At Texas Christian University of Fort Worth in 1937, students protested the segregation on their campus and called for Black students to be admitted. They continued this activism until at least 1940. A leader in this movement, a gay student named Morris Kight, remembered that the radical group had nearly made it to the college board with their proposal when the college president stepped in and stopped them through legal repression.
Kight and his fellow students who protested segregation at Texas Christian were accused of communist behavior and investigated by South Texas Congressman Martin Dies. Dies was the first chairman of the House Un-American Activities Committee, which was supposedly investigating communism but would devastate the careers of many activists and political leaders who challenged conservative power. By the late 1940s, queer employees in public service were terrorized by the Lavender Scare, which used fearmongering about communism to fire gay workers. Kight was an early target of the Lavender Scare but did not give up on activism.
Even during his time at TCU, Kight organized an “Oscar Wilde study group.” This gay group may have been mostly underground but still represented queer students gathering in the late 1930s on a conservative Protestant campus. After he moved to Los Angeles in the 1950s, Martin Kight provided community services out of his home for the LGBTQ community. He went on the found the Gay Community Services Center—now called the Los Angeles LGBT Center, which serves more queer and trans people than any other organization. Kight also led the LA Chapter of the Gay Liberation Front and planned one of the first LA pride parades.
Like today’s queer students and graduates of evangelical colleges, we might expect Kight to have complicated feelings about his alma mater. TCU would not integrate until 1964 or recognize an official LGBTQ group until 1995. However, Kight was always proud to be a Texas Christian University graduate and his friends remembered him frequently wearing a purple TCU baseball cap.

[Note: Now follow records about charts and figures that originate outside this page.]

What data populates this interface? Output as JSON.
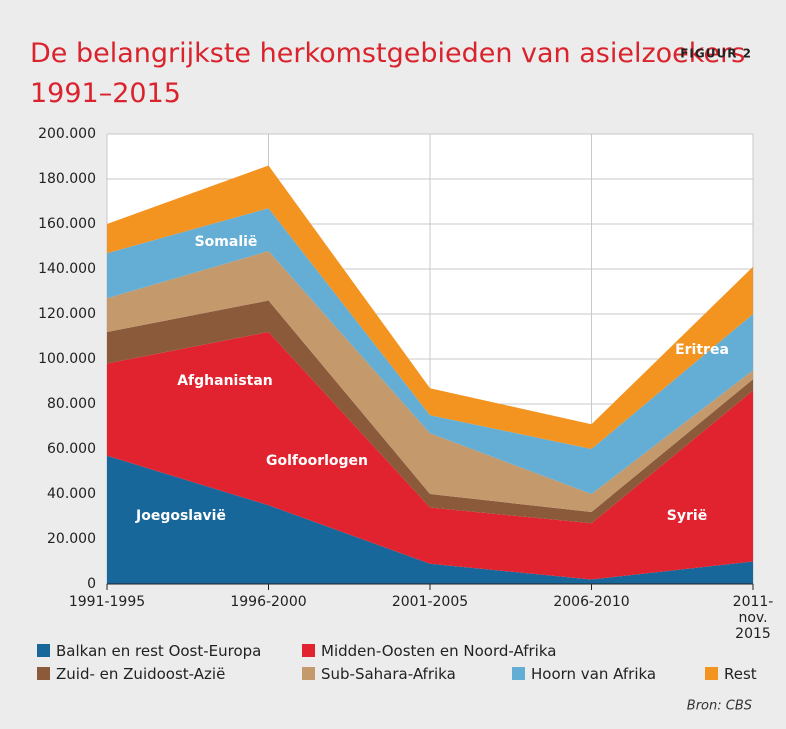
{
  "chart_data": {
    "type": "stacked_area",
    "title": "De belangrijkste herkomstgebieden van asielzoekers 1991–2015",
    "figure_label": "FIGUUR 2",
    "source": "Bron: CBS",
    "categories": [
      "1991-1995",
      "1996-2000",
      "2001-2005",
      "2006-2010",
      "2011-\nnov.\n2015"
    ],
    "series": [
      {
        "name": "Balkan en rest Oost-Europa",
        "color": "#17679a",
        "values": [
          57000,
          35000,
          9000,
          2000,
          10000
        ]
      },
      {
        "name": "Midden-Oosten en Noord-Afrika",
        "color": "#e1222f",
        "values": [
          41000,
          77000,
          25000,
          25000,
          76000
        ]
      },
      {
        "name": "Zuid- en Zuidoost-Azië",
        "color": "#8a5a3b",
        "values": [
          14000,
          14000,
          6000,
          5000,
          5000
        ]
      },
      {
        "name": "Sub-Sahara-Afrika",
        "color": "#c4996c",
        "values": [
          15000,
          22000,
          27000,
          8000,
          4000
        ]
      },
      {
        "name": "Hoorn van Afrika",
        "color": "#64aed6",
        "values": [
          20000,
          19000,
          8000,
          20000,
          25000
        ]
      },
      {
        "name": "Rest",
        "color": "#f39420",
        "values": [
          13000,
          19000,
          12000,
          11000,
          21000
        ]
      }
    ],
    "annotations": [
      "Somalië",
      "Afghanistan",
      "Golfoorlogen",
      "Joegoslavië",
      "Syrië",
      "Eritrea"
    ],
    "ylim": [
      0,
      200000
    ],
    "yticks": [
      0,
      {
        "value": 20000,
        "label": "20.000"
      },
      {
        "value": 40000,
        "label": "40.000"
      },
      {
        "value": 60000,
        "label": "60.000"
      },
      {
        "value": 80000,
        "label": "80.000"
      },
      {
        "value": 100000,
        "label": "100.000"
      },
      {
        "value": 120000,
        "label": "120.000"
      },
      {
        "value": 140000,
        "label": "140.000"
      },
      {
        "value": 160000,
        "label": "160.000"
      },
      {
        "value": 180000,
        "label": "180.000"
      },
      {
        "value": 200000,
        "label": "200.000"
      }
    ],
    "grid": true
  }
}
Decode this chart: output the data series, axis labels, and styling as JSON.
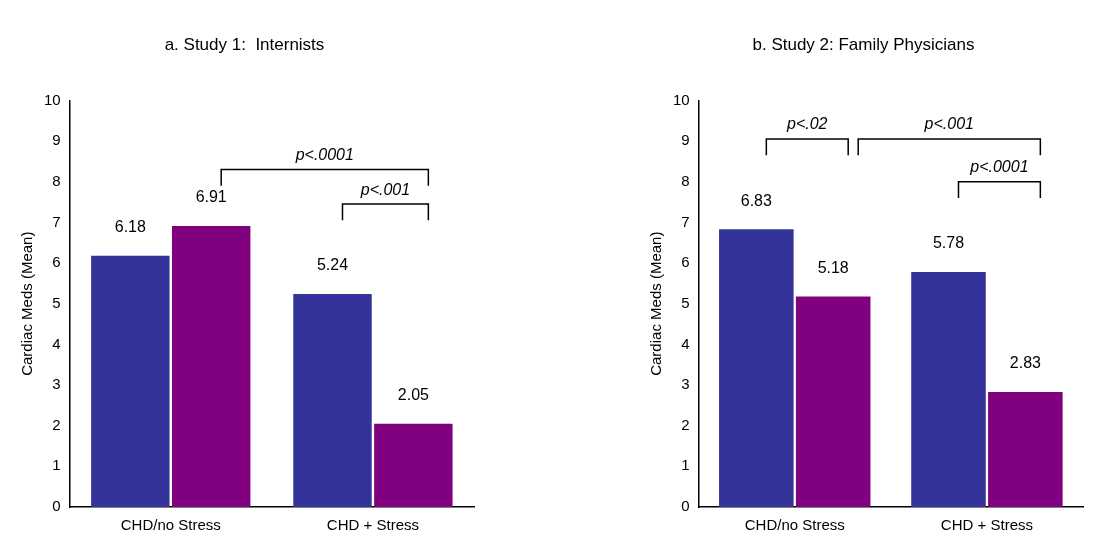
{
  "chart_data": [
    {
      "type": "bar",
      "title": "a. Study 1:  Internists",
      "ylabel": "Cardiac Meds (Mean)",
      "categories": [
        "CHD/no Stress",
        "CHD + Stress"
      ],
      "series": [
        {
          "color": "#333399",
          "values": [
            6.18,
            5.24
          ]
        },
        {
          "color": "#800080",
          "values": [
            6.91,
            2.05
          ]
        }
      ],
      "ylim": [
        0,
        10
      ],
      "yticks": [
        0,
        1,
        2,
        3,
        4,
        5,
        6,
        7,
        8,
        9,
        10
      ],
      "grid": false,
      "legend": false,
      "data_labels": true,
      "annotations": [
        "p<.0001",
        "p<.001"
      ]
    },
    {
      "type": "bar",
      "title": "b. Study 2: Family Physicians",
      "ylabel": "Cardiac Meds (Mean)",
      "categories": [
        "CHD/no Stress",
        "CHD + Stress"
      ],
      "series": [
        {
          "color": "#333399",
          "values": [
            6.83,
            5.78
          ]
        },
        {
          "color": "#800080",
          "values": [
            5.18,
            2.83
          ]
        }
      ],
      "ylim": [
        0,
        10
      ],
      "yticks": [
        0,
        1,
        2,
        3,
        4,
        5,
        6,
        7,
        8,
        9,
        10
      ],
      "grid": false,
      "legend": false,
      "data_labels": true,
      "annotations": [
        "p<.02",
        "p<.001",
        "p<.0001"
      ]
    }
  ]
}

What can we learn from student protests at Christian colleges that happened almost 100 years ago? First, there is power in student protests, even if change is slow. For the past several decades, Texas Christian has been embracing change and correcting past injustices. Today, TCU has protections in place for LGBTQ students. Many queer students at Christian colleges around the country want to be proud of their alma maters and deserve to see progress on their own campuses.
Second, we must protect students’ rights to protest. The choice to enroll at an evangelical college is a complicated one, and should not involve signing away constitutional rights at the door. LGBTQ students of any faith should be protected in their protest rights and allowed to demand presidents and administrators be more just and equitable.
Although Texas Christian became a much more progressive religious college, their past presidents and board members still helped build conservative legal power for Christian nationalism in education. This power haunts today’s students at places like Baylor. In the face of student protests, even leaders of coastal elite and state institutions have been acting like conservative education strongholds by limiting student free speech. We must remember the history of student protests and advocate for continued protections for all students, especially those on religiously exempt campuses.
Elissa Branum (she/her) is a PhD candidate in U.S. History at Rutgers University-New Brunswick. Her research examines race, gender, and use of the law on evangelical higher education campuses in Arkansas and Texas from 1860-1969.